Keep in mind that Unix, POSIX and Linux are different things.
Cygwin is a POSIX compatibility layer that runs on top of the Win32 subsystem. It has approximately nothing to do with Linux; it can broadly be treated as "just another Unix-like" where porting programs requires recompilation and possibly source modification, and anything that requires non-POSIX Linux-specific features probably won't work.
WSL 1 is designed to be ABI-compatible with Linux proper. It does not use the real Linux kernel, but is compatible such that programs compiled for Linux can run on it without recompilation or translation. WSL is part of the NT kernel, so exists independently of the Win32 subsystem. This is similar to the older SUA, though that was a POSIX (not Linux!) subsystem on top of the NT kernel.
WSL 2, not yet available, will run a real Linux kernel on a lightweight VM. It promises similar Windows integration as WSL 1 but with a real Linux kernel (so kernel modules, filesystems, etc., should work).

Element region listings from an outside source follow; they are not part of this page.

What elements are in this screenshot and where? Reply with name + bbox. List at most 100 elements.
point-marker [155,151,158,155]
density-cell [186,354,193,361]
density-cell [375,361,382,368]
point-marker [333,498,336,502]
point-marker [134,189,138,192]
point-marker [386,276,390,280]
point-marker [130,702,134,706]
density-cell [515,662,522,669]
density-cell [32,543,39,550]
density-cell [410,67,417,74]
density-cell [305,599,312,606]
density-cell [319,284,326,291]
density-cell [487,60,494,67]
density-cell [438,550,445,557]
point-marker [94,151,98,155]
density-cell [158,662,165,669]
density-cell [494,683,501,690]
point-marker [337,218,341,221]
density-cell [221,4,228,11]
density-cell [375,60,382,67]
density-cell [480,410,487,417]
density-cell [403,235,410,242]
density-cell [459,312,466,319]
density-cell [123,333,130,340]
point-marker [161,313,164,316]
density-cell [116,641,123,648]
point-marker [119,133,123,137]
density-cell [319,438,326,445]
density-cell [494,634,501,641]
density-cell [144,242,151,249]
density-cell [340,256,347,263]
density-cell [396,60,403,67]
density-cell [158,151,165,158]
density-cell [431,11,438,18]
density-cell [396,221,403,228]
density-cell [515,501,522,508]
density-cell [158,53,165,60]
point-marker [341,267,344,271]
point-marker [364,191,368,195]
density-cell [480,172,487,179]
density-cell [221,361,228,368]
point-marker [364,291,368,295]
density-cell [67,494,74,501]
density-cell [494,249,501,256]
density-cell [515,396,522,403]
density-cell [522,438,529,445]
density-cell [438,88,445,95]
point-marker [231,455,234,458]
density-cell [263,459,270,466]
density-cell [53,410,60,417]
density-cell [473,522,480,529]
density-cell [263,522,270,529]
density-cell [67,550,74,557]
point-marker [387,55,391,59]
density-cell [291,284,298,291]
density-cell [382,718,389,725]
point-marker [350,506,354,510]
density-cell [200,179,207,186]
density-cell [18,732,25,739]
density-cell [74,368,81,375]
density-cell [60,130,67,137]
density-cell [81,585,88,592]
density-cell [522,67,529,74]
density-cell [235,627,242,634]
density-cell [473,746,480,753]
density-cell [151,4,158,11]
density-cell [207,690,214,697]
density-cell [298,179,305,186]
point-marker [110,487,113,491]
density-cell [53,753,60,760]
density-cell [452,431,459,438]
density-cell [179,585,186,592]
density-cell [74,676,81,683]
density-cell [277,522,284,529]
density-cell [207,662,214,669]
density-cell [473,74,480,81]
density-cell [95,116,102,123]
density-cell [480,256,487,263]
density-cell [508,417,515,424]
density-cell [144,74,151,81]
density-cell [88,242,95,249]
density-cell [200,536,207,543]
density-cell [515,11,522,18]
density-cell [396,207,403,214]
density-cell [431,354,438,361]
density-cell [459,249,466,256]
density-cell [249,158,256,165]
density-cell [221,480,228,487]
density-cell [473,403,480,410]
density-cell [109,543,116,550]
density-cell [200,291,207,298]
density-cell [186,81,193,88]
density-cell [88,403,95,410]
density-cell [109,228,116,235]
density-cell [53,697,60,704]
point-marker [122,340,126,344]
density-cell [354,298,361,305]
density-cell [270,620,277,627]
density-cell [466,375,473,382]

coLinux runs a real (though modified) Linux kernel. On the Windows side, it exists as a driver that provides memory management and I/O access. Conceptually, it is closest to a virtual machine, though with closer integration between host and "guest".
From a program's perspective, both WSL and coLinux look approximately the same as a real Linux kernel running on raw hardware. WSL (currently) has more limitations and quirks, but also has first-party (Microsoft) support and wotks on x86_64. coLinux and WSL 2 are real Linux kernels, so will behave just like Linux, whereas WSL 1 is a clean-room implementation of the ABI.
Cygwin does not look any closer to Linux than, say, FreeBSD does.